(Doc-Istimewa)
Jakarta, mediasatu.co.id— Gubernur DKI Jakarta Pramono Anung resmi mencanangkan peringatan HUT ke-499 Kota Jakarta sekaligus mendeklarasikan Gerakan Pilah Sampah bertema “Menuju 5 Abad, Jaga Jakarta Bersih” di Plaza Festival Pedestrian, Kuningan, Jakarta Selatan, Minggu (10/5).
Dalam sambutannya, Pramono menyebut pemilihan lokasi pencanangan dilakukan untuk menunjukkan bahwa Jakarta tengah melakukan pembenahan menuju kota global.
“Pencanangan HUT ke-499 sengaja diadakan di tempat ini sebagai bagian untuk menunjukkan kepada masyarakat Jakarta bahwa Jakarta saat ini sedang berbenah. Sesuai dengan Undang-Undang Nomor 2 Tahun 2024, Jakarta menjadi kota global dan pusat perekonomian nasional, serta hingga hari ini masih menyandang status sebagai Ibu Kota Negara Republik Indonesia,” ujar Pramono.
Ia menegaskan, persoalan sampah di Jakarta tidak dapat diselesaikan hanya oleh pemerintah tanpa keterlibatan aktif masyarakat. Karena itu, Pemprov DKI mulai menggalakkan budaya memilah sampah dari lingkungan rumah tangga.

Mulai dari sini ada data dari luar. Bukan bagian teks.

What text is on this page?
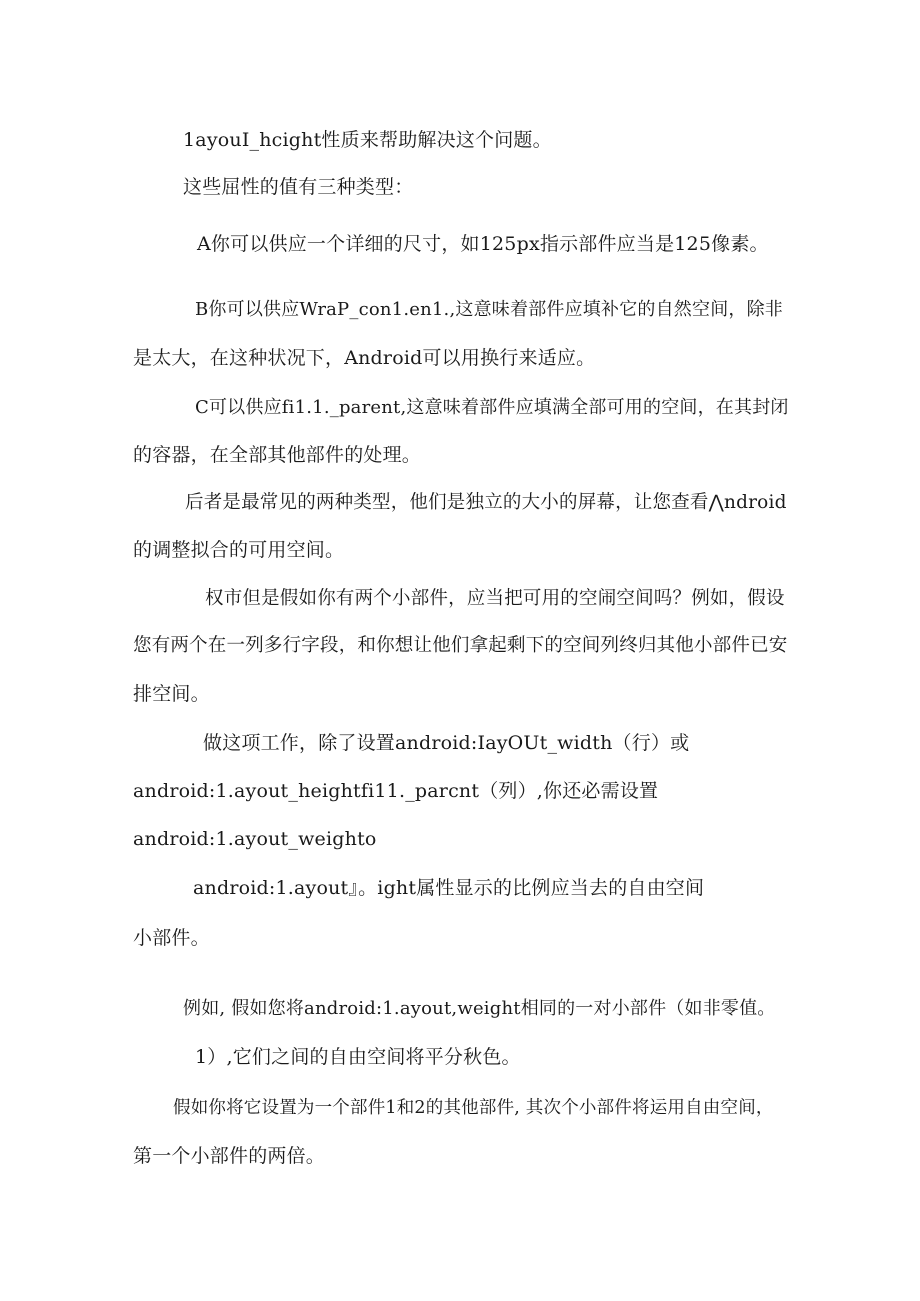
1ayouI_hcight性质来帮助解决这个问题。
这些屈性的值有三种类型：
A你可以供应一个详细的尺寸，如125px指示部件应当是125像素。
B你可以供应WraP_con1.en1.,这意味着部件应填补它的自然空间，除非
是太大，在这种状况下，Android可以用换行来适应。
C可以供应fi1.1._parent,这意味着部件应填满全部可用的空间，在其封闭
的容器，在全部其他部件的处理。
后者是最常见的两种类型，他们是独立的大小的屏幕，让您查看⋀ndroid
的调整拟合的可用空间。
权市但是假如你有两个小部件，应当把可用的空闹空间吗？例如，假设
您有两个在一列多行字段，和你想让他们拿起剩下的空间列终归其他小部件已安
排空间。
做这项工作，除了设置android:IayOUt_width（行）或
android:1.ayout_heightfi11._parcnt（列）,你还必需设置
android:1.ayout_weighto
android:1.ayout』。ight属性显示的比例应当去的自由空间
小部件。
例如, 假如您将android:1.ayout,weight相同的一对小部件（如非零值。
1）,它们之间的自由空间将平分秋色。
假如你将它设置为一个部件1和2的其他部件, 其次个小部件将运用自由空间，
第一个小部件的两倍。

“Maka hari ini, sesuai instruksi gubernur, kita akan mengadakan gerakan pilah sampah. Saya yakin, di bawah arahan Menteri Lingkungan Hidup dan Menko Pangan, gerakan ini bisa dijalankan secara sungguh-sungguh. Semoga ini menjadi gerakan baru di Jakarta dan persoalan sampah yang selama ini belum terselesaikan dapat diatasi,” katanya.
Dukungan terhadap gerakan tersebut juga datang dari Menteri Lingkungan Hidup Jumhur Hidayat. Ia menyebut pemerintah pusat tengah menyiapkan peta jalan nasional untuk penanganan sampah di seluruh Indonesia dalam dua tahun ke depan.
“Sesuai arahan Presiden, kami sedang mempersiapkan roadmap penanganan sampah agar dalam 2 tahun selesai di seluruh Indonesia. Jakarta mendahului langkah itu. Alhamdulillah, beberapa gagasan dan pemikiran dari Jakarta bisa kita adopsi dan disinkronkan,” ujarnya.
Sementara itu, Menteri Koordinator Bidang Pangan Zulkifli Hasan mengapresiasi langkah Pemprov DKI Jakarta yang mempelopori gerakan pilah sampah.
“Saya senang sekali dan memberikan apresiasi tinggi karena gerakan pilah sampah ini dipelopori Gubernur Jakarta. Itu problem pokok kita, terutama sampah rumah tangga,” kata Zulkifli.
Ia menambahkan, pemerintah juga telah menetapkan tarif tunggal guna mempercepat proyek pengolahan sampah menjadi energi listrik atau waste to energy. Selain itu, penanganan darurat sampah ditargetkan berlangsung di 71 kota melalui penggunaan teknologi insinerator dan waste to energy.
“Tahun 2027 targetnya 50 persen. Pada Mei 2028, termasuk Bantar Gebang, insyaallah akan kita selesaikan,” tutupnya.